Trump fordert Obamas Rücktritt
Michael Oren: Donald Trump wird vom Terroranschlag in Orlando profitieren

Der designierte republikanische Präsidentschaftskandidat Donald Trump hat den amtierenden Präsidenten Barack Obama zum Rücktritt aufgefordert, weil dieser in seinen bisherigen Reaktionen auf die Bluttat den „radikalen Islam“ nicht beim Namen genannt habe.

Teilen

Washington, D.C. (nex) – Medien in den USA rechnen damit, dass das Massaker an Besuchern eines vorwiegend von Angehörigen der LGBT-Community frequentierten Nachtklubs im US-amerikanischen Orlando (FL), das am Sonntagmorgen mindestens 50 Tote und 53 Verletzte zur Folge hatte, das Rennen um die Präsidentschaft massiv beeinflussen könnte.

Der designierte republikanische Präsidentschaftskandidat Donald Trump hat den amtierenden Präsidenten Barack Obama zum Rücktritt aufgefordert, weil dieser in seinen bisherigen Reaktionen auf die Bluttat den „radikalen Islam“ nicht beim Namen genannt habe. Obama hatte im Zusammenhang mit dem Massenmord, dessen Täter nach bisherigen Erkenntnissen ein 29-jähriger Sohn afghanischer Einwanderer war, der im Schusswechsel mit der Polizei den Tod fand, von einem „Akt des Terrors und Akt des Hasses“ gesprochen.

Gegenüber der israelischen Tageszeitung Haaretz geht der frühere Botschafter Israels in den USA und heutige Knesset-Abgeordnete Michael Oren davon aus, dass US-Präsidentschaftskandidat Donald Trump von der Bluttat massiv profitieren wird. „Wäre das Motiv Hass gegen die LGBT-Community gewesen, hätte Hillary Clinton davon profitiert“, erklärte Oren. „Seit sich jedoch abzeichnet, dass dschihadistischer Islam das Motiv gegeben hat, wird die Tat Donald Trump nützen.“

(Foto: AA)
(Foto: AA)

Während Trump unmittelbar nach Verlautbarung der ersten Fakten über die Tat auf den mutmaßlichen Täter auf dessen muslimisch klingenden Namen, die afghanische Herkunft und dessen mutmaßliche Terrorkontakte hinwies, zeigte sich die designierte Kandidatin der Demokraten, Hillary Clinton, sehr vorsichtig und „verurteilte, aber sagte nicht, was sie verurteilt“. Es sei damit zu rechnen, dass sie den Vorfall nutzen werde, um für restriktivere Waffengesetze zu werben. Insgesamt rechne Oren damit, dass Orlando, bekannt unter anderem für die Disneyworld, auch als Tourismusziel Schaden nehmen werde.
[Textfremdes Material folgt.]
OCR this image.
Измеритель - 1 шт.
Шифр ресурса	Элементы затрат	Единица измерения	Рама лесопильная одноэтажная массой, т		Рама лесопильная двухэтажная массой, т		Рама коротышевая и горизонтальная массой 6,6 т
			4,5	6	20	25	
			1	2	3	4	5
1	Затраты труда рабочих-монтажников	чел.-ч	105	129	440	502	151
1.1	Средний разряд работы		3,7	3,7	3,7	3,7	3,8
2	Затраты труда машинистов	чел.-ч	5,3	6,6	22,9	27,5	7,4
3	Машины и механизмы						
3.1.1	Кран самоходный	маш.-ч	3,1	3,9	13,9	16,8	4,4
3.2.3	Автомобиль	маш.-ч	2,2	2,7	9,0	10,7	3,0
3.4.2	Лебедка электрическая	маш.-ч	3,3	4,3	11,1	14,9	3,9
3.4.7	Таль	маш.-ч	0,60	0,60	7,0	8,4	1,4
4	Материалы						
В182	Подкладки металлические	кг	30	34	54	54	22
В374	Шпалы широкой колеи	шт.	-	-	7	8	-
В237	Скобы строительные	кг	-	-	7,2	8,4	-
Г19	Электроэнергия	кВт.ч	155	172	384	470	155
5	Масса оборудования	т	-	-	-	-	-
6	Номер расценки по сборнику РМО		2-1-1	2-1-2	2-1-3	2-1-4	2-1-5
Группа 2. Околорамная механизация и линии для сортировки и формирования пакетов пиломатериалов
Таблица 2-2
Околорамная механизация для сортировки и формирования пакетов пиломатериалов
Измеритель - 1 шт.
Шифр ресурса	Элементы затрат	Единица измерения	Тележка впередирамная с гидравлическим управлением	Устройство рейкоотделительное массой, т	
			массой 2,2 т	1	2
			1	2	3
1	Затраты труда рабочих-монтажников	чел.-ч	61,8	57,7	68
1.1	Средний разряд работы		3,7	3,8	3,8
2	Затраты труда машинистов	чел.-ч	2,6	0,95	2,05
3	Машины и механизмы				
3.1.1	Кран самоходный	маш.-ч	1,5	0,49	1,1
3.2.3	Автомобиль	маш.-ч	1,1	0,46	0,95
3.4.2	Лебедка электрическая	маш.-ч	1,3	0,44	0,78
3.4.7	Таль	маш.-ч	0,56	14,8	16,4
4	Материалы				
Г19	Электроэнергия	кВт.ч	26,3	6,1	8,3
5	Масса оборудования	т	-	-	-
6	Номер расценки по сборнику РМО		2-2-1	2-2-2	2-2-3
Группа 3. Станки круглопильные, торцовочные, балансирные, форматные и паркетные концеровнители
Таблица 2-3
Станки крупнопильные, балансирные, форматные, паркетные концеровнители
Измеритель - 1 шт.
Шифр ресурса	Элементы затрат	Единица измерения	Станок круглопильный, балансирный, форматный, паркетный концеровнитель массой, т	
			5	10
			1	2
Der mutmaßliche Täter hatte sich in einem Anruf bei den Sicherheitskräften während der Tat zur Terrormiliz „Islamischer Staat“ (IS) bekannt und dieser wiederum in einer Erklärung die Verantwortung für die Tat übernommen. Es ist jedoch nach bisherigen Erkenntnissen ungewiss, ob und inwieweit der 29-Jährige tatsächlich Kontakte zu Angehörigen der Terrormiliz hatte. Ein unbeschriebenes Blatt war Omar Mateen, der mutmaßliche Täter, bei den US-Behörden jedenfalls nicht.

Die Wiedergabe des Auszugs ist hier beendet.